La Loi de 2003 prévoit une hausse des cotisations d'assurance vieillesse de 0,2 point à partir du 1er janvier 2006. Cette hausse a été supportée par parts égales tant par l'employeur que par le salarié.

Le taux de cotisation sur la part plafonnée est ainsi porté à 14,95 %, dont 8,30 % à la charge de l'employeur, et 6,65 % à la charge du salarié.

 

    b Le rachat de cotisation

 

La réforme de 2003 a mis en place la possibilité de racheter , à compter du 1er janvier 2004, certaines périodes de cotisations. Les périodes rachetées peuvent être soit des années d'études n'ayant pas donné lieu à affiliation au régime d'assurance vieillesse, soit des années n'ayant pas donné lieu à validation de quatre trimestres.
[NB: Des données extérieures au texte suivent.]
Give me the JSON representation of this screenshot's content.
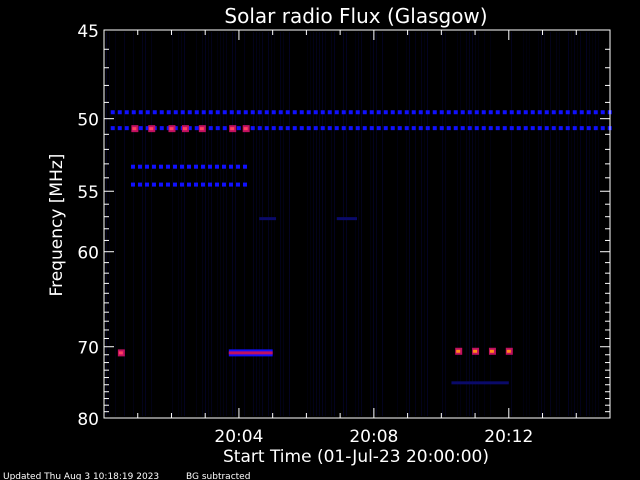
{
  "chart_data": {
    "type": "heatmap",
    "title": "Solar radio Flux (Glasgow)",
    "xlabel": "Start Time (01-Jul-23 20:00:00)",
    "ylabel": "Frequency [MHz]",
    "x_unit": "minutes",
    "xlim": [
      0,
      15
    ],
    "ylim": [
      80,
      45
    ],
    "y_scale": "reciprocal",
    "x_ticks": [
      {
        "value": 4,
        "label": "20:04"
      },
      {
        "value": 8,
        "label": "20:08"
      },
      {
        "value": 12,
        "label": "20:12"
      }
    ],
    "y_ticks": [
      {
        "value": 45,
        "label": "45"
      },
      {
        "value": 50,
        "label": "50"
      },
      {
        "value": 55,
        "label": "55"
      },
      {
        "value": 60,
        "label": "60"
      },
      {
        "value": 70,
        "label": "70"
      },
      {
        "value": 80,
        "label": "80"
      }
    ],
    "colors": {
      "background": "#000000",
      "axes": "#ffffff",
      "low": "#0a0a6a",
      "mid": "#1010ff",
      "high": "#c01060",
      "peak": "#ff8c1a"
    },
    "bands": [
      {
        "freq": 49.6,
        "t_start": 0.2,
        "t_end": 15,
        "intensity": "mid",
        "pattern": "dashed"
      },
      {
        "freq": 50.6,
        "t_start": 0.2,
        "t_end": 15,
        "intensity": "mid",
        "pattern": "dashed"
      },
      {
        "freq": 53.2,
        "t_start": 0.8,
        "t_end": 4.2,
        "intensity": "mid",
        "pattern": "dashed"
      },
      {
        "freq": 54.5,
        "t_start": 0.8,
        "t_end": 4.2,
        "intensity": "mid",
        "pattern": "dashed"
      },
      {
        "freq": 57.2,
        "t_start": 6.9,
        "t_end": 7.5,
        "intensity": "low",
        "pattern": "solid"
      },
      {
        "freq": 57.2,
        "t_start": 4.6,
        "t_end": 5.1,
        "intensity": "low",
        "pattern": "solid"
      },
      {
        "freq": 74.8,
        "t_start": 10.3,
        "t_end": 12.0,
        "intensity": "low",
        "pattern": "solid"
      }
    ],
    "bursts": [
      {
        "time": 0.9,
        "freq": 50.6,
        "intensity": "high"
      },
      {
        "time": 1.4,
        "freq": 50.6,
        "intensity": "high"
      },
      {
        "time": 2.0,
        "freq": 50.6,
        "intensity": "high"
      },
      {
        "time": 2.4,
        "freq": 50.6,
        "intensity": "high"
      },
      {
        "time": 2.9,
        "freq": 50.6,
        "intensity": "high"
      },
      {
        "time": 3.8,
        "freq": 50.6,
        "intensity": "high"
      },
      {
        "time": 4.2,
        "freq": 50.6,
        "intensity": "high"
      },
      {
        "time": 0.5,
        "freq": 70.7,
        "intensity": "high"
      },
      {
        "time": 3.7,
        "freq": 70.7,
        "t_end": 5.0,
        "intensity": "high"
      },
      {
        "time": 10.5,
        "freq": 70.5,
        "intensity": "peak"
      },
      {
        "time": 11.0,
        "freq": 70.5,
        "intensity": "peak"
      },
      {
        "time": 11.5,
        "freq": 70.5,
        "intensity": "peak"
      },
      {
        "time": 12.0,
        "freq": 70.5,
        "intensity": "peak"
      }
    ]
  },
  "footer": {
    "updated": "Updated Thu Aug  3 10:18:19 2023",
    "note": "BG subtracted"
  }
}
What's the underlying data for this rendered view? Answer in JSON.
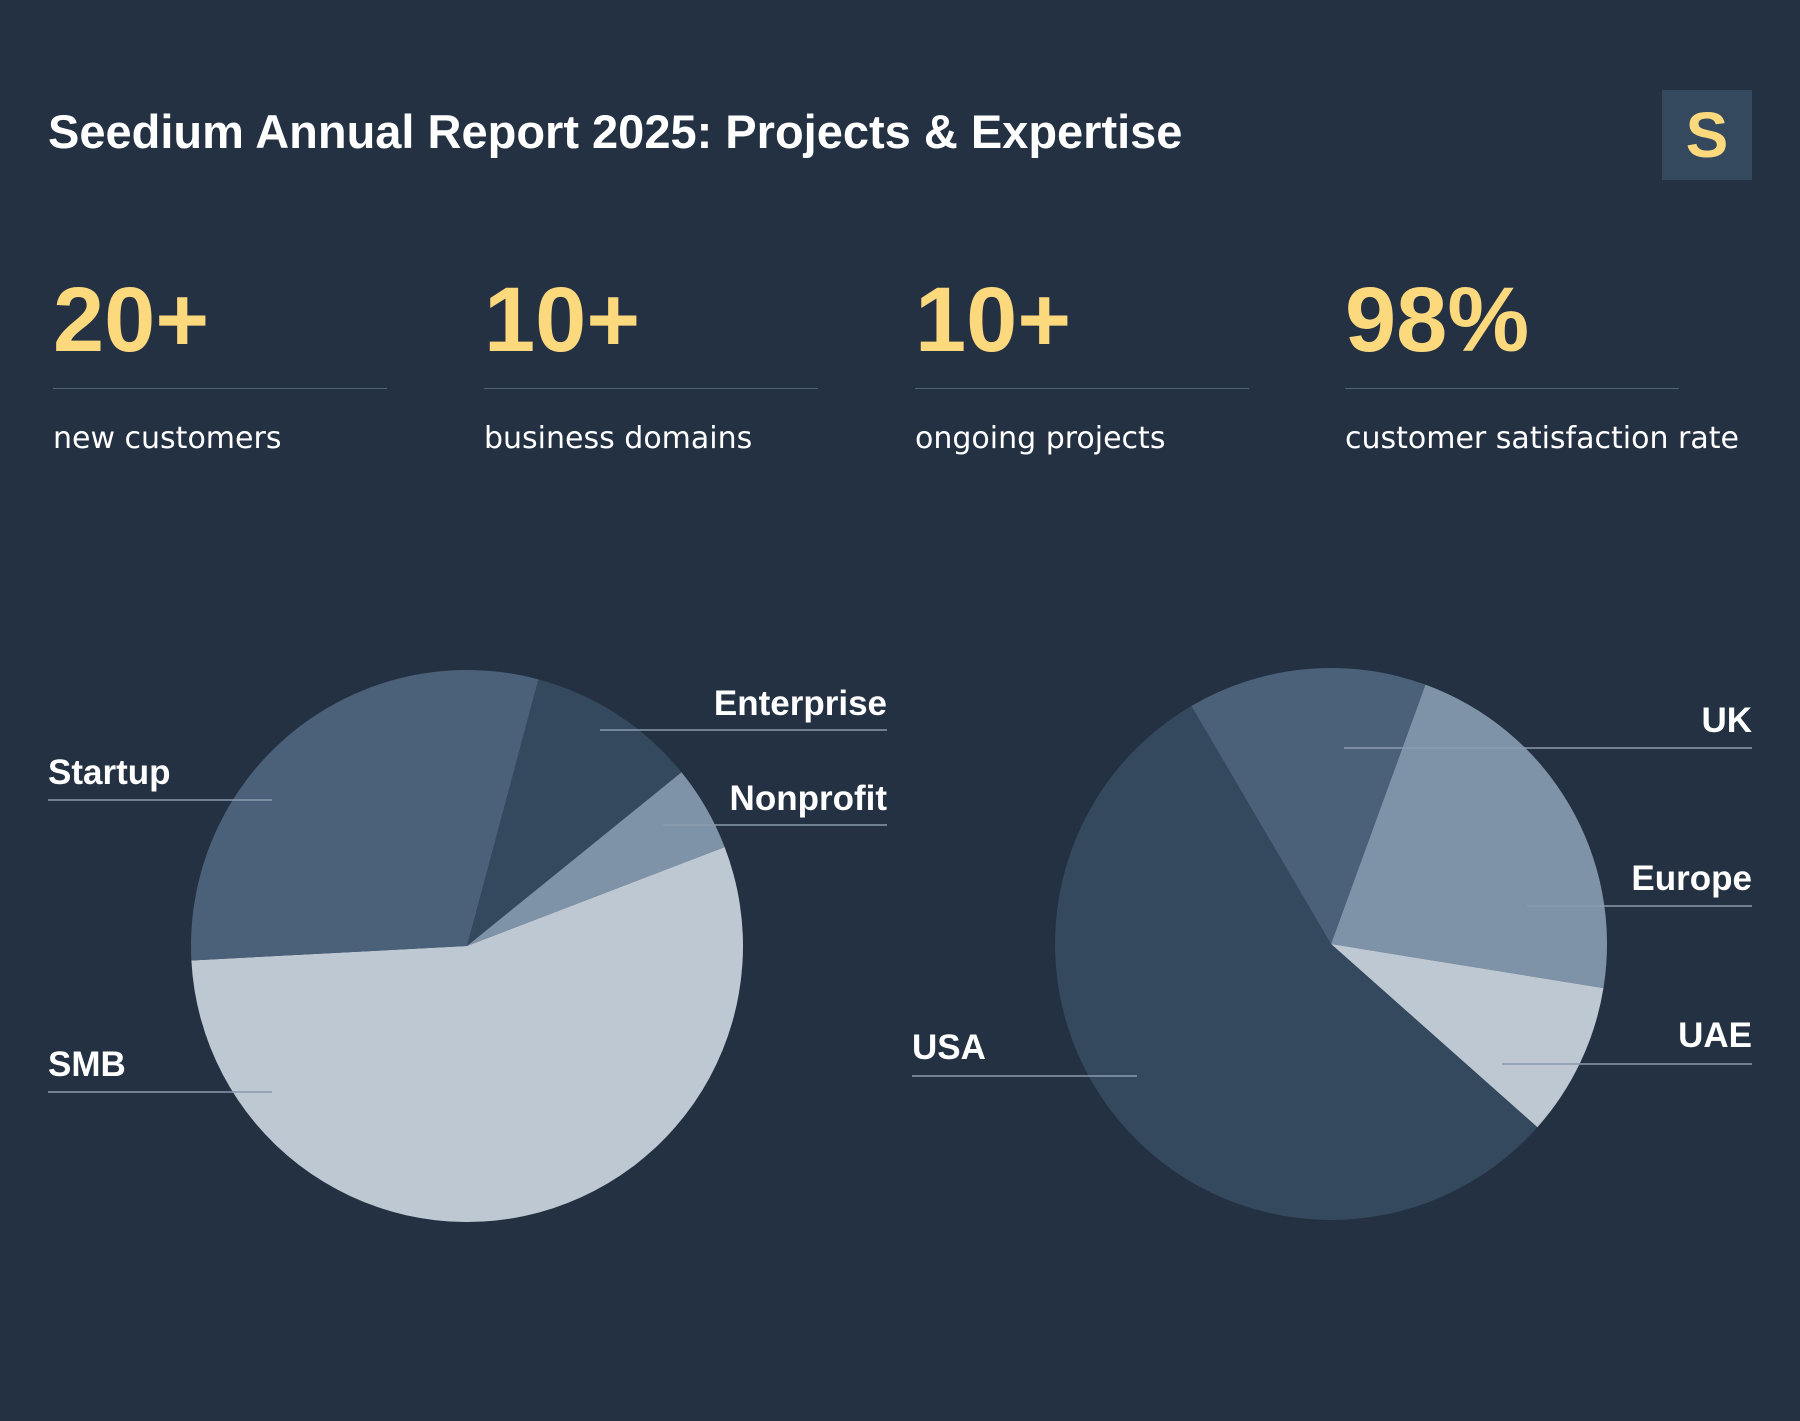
{
  "header": {
    "title": "Seedium Annual Report 2025: Projects & Expertise",
    "logo_letter": "S"
  },
  "colors": {
    "background": "#243142",
    "accent": "#fdd97e",
    "logo_bg": "#34495e"
  },
  "stats": [
    {
      "value": "20+",
      "label": "new customers"
    },
    {
      "value": "10+",
      "label": "business domains"
    },
    {
      "value": "10+",
      "label": "ongoing projects"
    },
    {
      "value": "98%",
      "label": "customer satisfaction rate"
    }
  ],
  "chart_data": [
    {
      "type": "pie",
      "start_angle_deg": 15,
      "categories": [
        "Enterprise",
        "Nonprofit",
        "SMB",
        "Startup"
      ],
      "values": [
        10,
        5,
        55,
        30
      ],
      "colors": [
        "#34495e",
        "#7f93a8",
        "#bdc8d2",
        "#4a6179"
      ],
      "legend": "callout labels"
    },
    {
      "type": "pie",
      "start_angle_deg": 20,
      "categories": [
        "Europe",
        "UAE",
        "USA",
        "UK"
      ],
      "values": [
        22,
        9,
        55,
        14
      ],
      "colors": [
        "#7f93a8",
        "#bdc8d2",
        "#34495e",
        "#4a6179"
      ],
      "legend": "callout labels"
    }
  ]
}
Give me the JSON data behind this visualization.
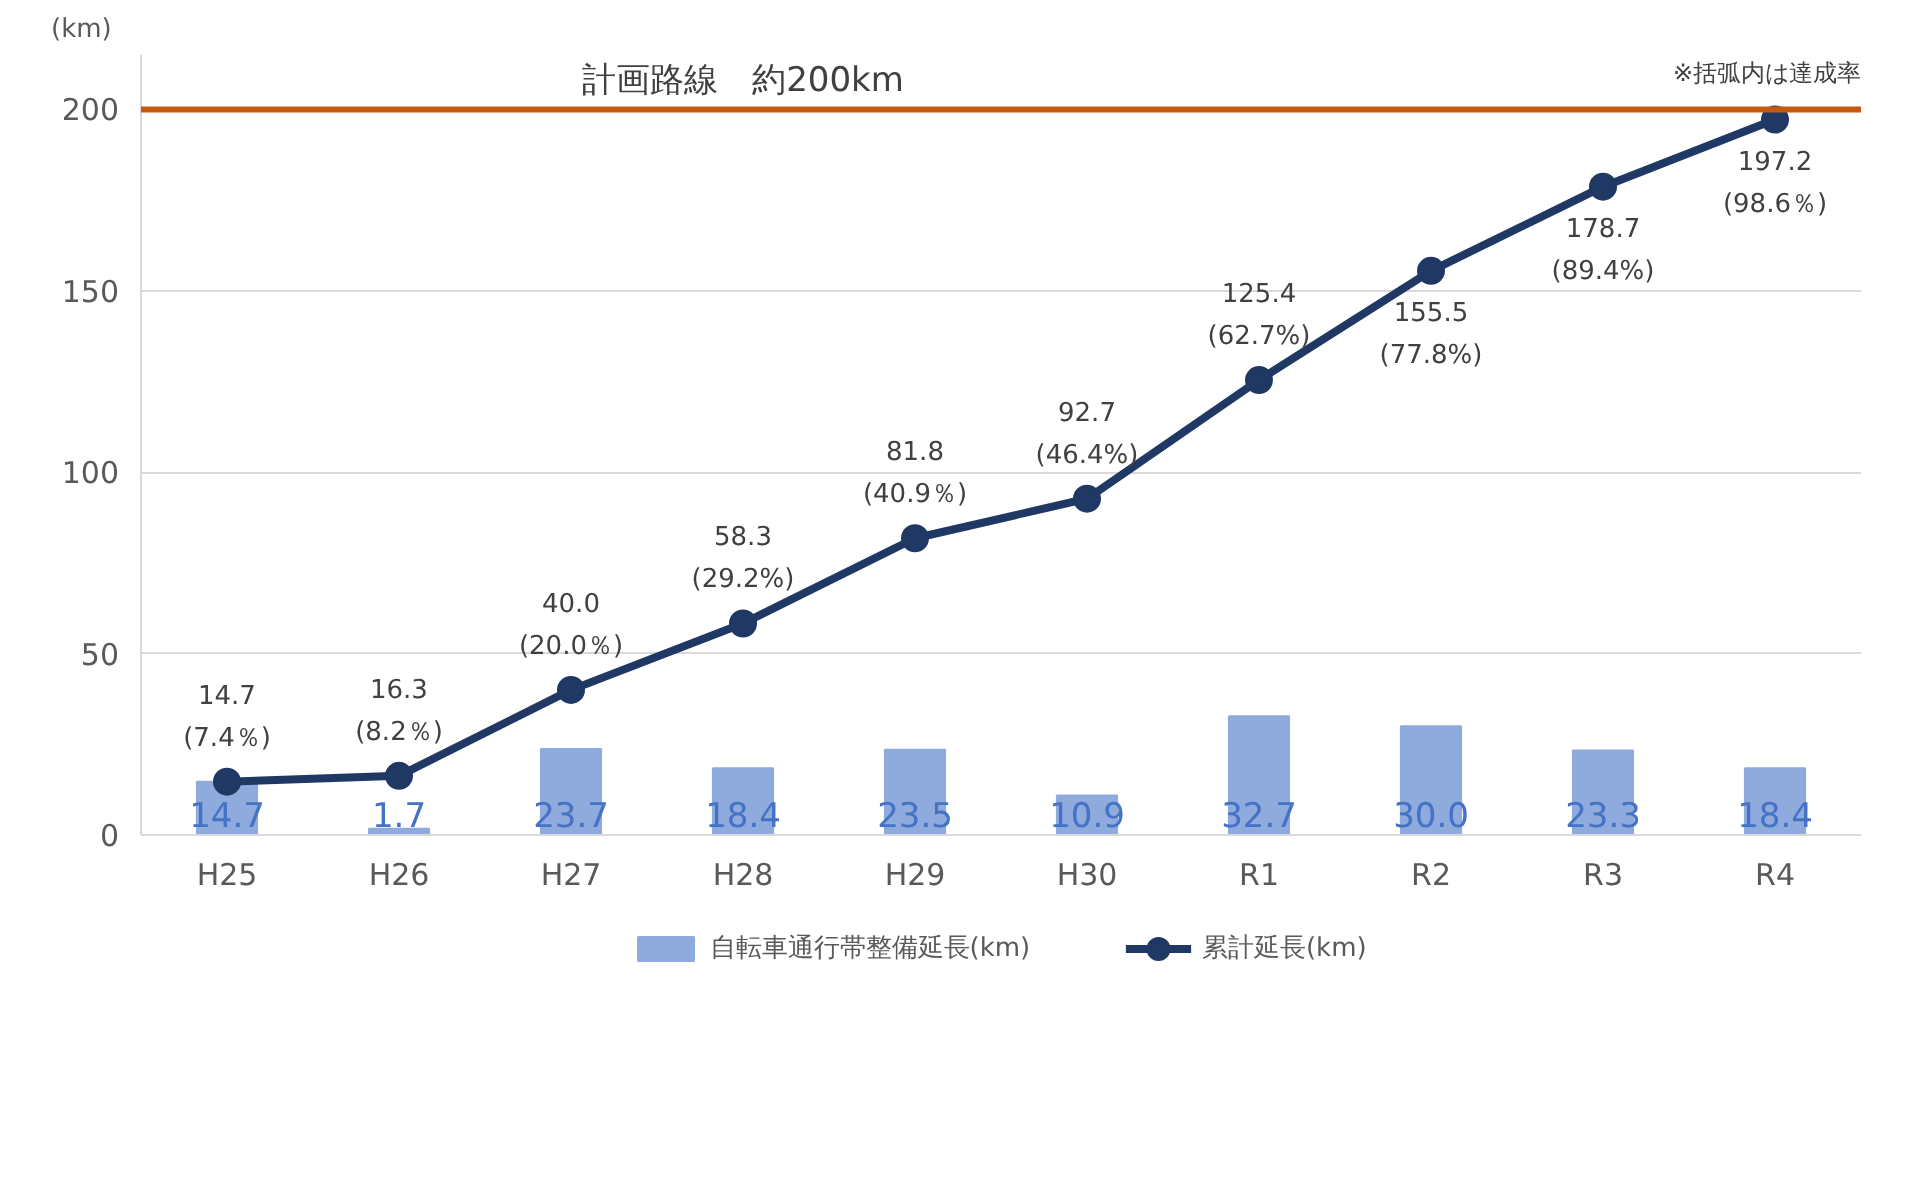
{
  "chart_data": {
    "type": "bar",
    "ylabel": "(km)",
    "categories": [
      "H25",
      "H26",
      "H27",
      "H28",
      "H29",
      "H30",
      "R1",
      "R2",
      "R3",
      "R4"
    ],
    "ylim": [
      0,
      215
    ],
    "yticks": [
      0,
      50,
      100,
      150,
      200
    ],
    "grid": "y",
    "legend": "bottom",
    "series": [
      {
        "name": "自転車通行帯整備延長(km)",
        "color": "#8faadc",
        "values": [
          14.7,
          1.7,
          23.7,
          18.4,
          23.5,
          10.9,
          32.7,
          30.0,
          23.3,
          18.4
        ],
        "value_labels": [
          "14.7",
          "1.7",
          "23.7",
          "18.4",
          "23.5",
          "10.9",
          "32.7",
          "30.0",
          "23.3",
          "18.4"
        ]
      },
      {
        "name": "累計延長(km)",
        "type": "line",
        "color": "#1f3864",
        "marker": "circle",
        "values": [
          14.7,
          16.3,
          40.0,
          58.3,
          81.8,
          92.7,
          125.4,
          155.5,
          178.7,
          197.2
        ],
        "value_labels": [
          "14.7\n(7.4％)",
          "16.3\n(8.2％)",
          "40.0\n(20.0％)",
          "58.3\n(29.2%)",
          "81.8\n(40.9％)",
          "92.7\n(46.4%)",
          "125.4\n(62.7%)",
          "155.5\n(77.8%)",
          "178.7\n(89.4%)",
          "197.2\n(98.6％)"
        ]
      }
    ],
    "ref_lines": [
      {
        "axis": "y",
        "value": 200,
        "label": "計画路線　約200km",
        "color": "#c55a11"
      }
    ],
    "annotations": [
      "※括弧内は達成率"
    ]
  }
}
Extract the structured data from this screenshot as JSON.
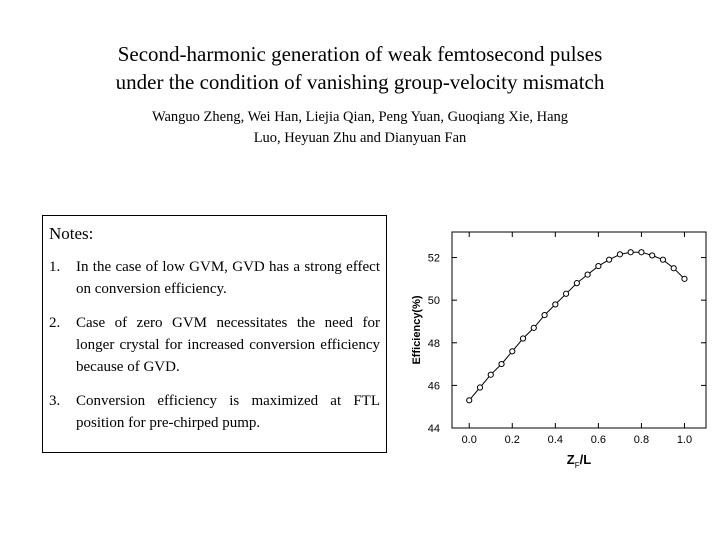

Ce système est limité au rachat de 12 trimestre.

Ces rachats sont ouverts à tout assuré ayant au moins 20 ans et moins de 60 ans à la date de la demande, depuis le 1er janvier 2006 (ils étaient ouverts aux personnes d'au moins 54 ans en 2004, et d'au moins 55 ans en 2005).

Le coût est déterminé en fonction d'une formule précisée à l'article D351-8 du code de la sécurité sociale, étant précisé qu'un barême est établi chaque année.

 

    c Le cas particulier des temps partiels

 

Le cas particulier des salariés à temps partiel est pris en compte par la possibilité d'opter pour une assiette des cotisations d'assurance vieillesse sur le salaire correspondant au temps plein.

La loi de 2003 ouvre cette faculté tant aux salariés dont le contrat à temps plein est transformé en temps partiel qu'aux salariés embauchés directement à temps partiel, alors que la loi du 13 juin 1998 la réservait au premier cas.

Cette option doit être constatée par un écrit, requérant l'accord tant de l'employeur que du salarié. L'accord ainsi conclu peut être dénoncé à la fois par l'employeur et par le salarié.

Notons que cette possibilité est aussi offerte aux salariés dont le nombre d'heures ne peut être déterminé.